Esplana ou um poema de Luanda

2 Comments


      Naquele tempo falavas muito de perfeição,
      da prosa dos versos irregulares
      onde cantam os sentimentos irregulares.
      Envelhecemos todos, tu, eu e a discussão,

      agora lês saramagos & coisas assim
      e eu já não fico a ouvir-te como antigamente
      olhando as tuas pernas que subiam lentamente
      até um sítio escuro dentro de mim.

      O café agora é um banco, tu professora de liceu;
      Bob Dylan encheu-se de dinheiro, o Che morreu.
      Agora as tuas pernas são coisas úteis, andantes,
      e não caminhos por andar como dantes.

      Manuel António Pina


P.S. O belo e velho edificio colonial onde o Grupo Elinga Teatro desenvolveu o seu trabalho durante 20 anos em Luanda, vai ser demolido porque um qualquer empresario vai ali construir umas torres. Por vezes, o desenvolvimento e' mesmo uma grande merda.




You may also like

2 comentários:

Anónimo disse...

Lindo poema!! Quanto ao teu PS João, eu tinha um professor que dizia que o crescimento é o encher do copo e que o desenvolvimento é a gota d'àgua que transborda o copo.
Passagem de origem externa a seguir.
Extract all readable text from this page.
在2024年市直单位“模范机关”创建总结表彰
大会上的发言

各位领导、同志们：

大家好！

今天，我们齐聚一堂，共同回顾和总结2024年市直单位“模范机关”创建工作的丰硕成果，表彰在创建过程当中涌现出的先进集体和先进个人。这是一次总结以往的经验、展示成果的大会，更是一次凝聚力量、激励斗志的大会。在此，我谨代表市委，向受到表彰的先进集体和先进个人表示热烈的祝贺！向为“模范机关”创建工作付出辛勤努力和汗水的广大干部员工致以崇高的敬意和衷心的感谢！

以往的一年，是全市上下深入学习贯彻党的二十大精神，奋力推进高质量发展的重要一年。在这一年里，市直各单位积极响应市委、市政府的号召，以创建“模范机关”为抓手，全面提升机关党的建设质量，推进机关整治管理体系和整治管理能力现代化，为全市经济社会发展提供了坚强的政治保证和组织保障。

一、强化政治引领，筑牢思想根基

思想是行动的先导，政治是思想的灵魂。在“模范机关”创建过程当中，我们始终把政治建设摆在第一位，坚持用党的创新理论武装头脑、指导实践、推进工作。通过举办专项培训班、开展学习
Nesta lógica, esses efeitos perversos do desenvolvimento é a àgua desperdiçada quando o copo transborda.

Abraço!

Anónimo disse...

Disseste tudo: "velho", "colonial" e "empresário". Infelizmente o património é, por aqui, visto como velharia que há que deitar abaixo para os empresários (que em Angola nunca são um qualquer) construirem as suas torres com telhados, janelas e portas de vidro. A baixa de Luanda, zona histórica por excelência, está a ser atirada aos predadores que lhe comem o físico e nos devoram a Memória. Tudo porque porque para os do topo, desenvolver é mesmo isso: construir elefantes brancos que desviam os olhares dos míseros rato que mesmo ali ao lado nadam no esgoto em busca de um pedaço inexistente de queijo para comer.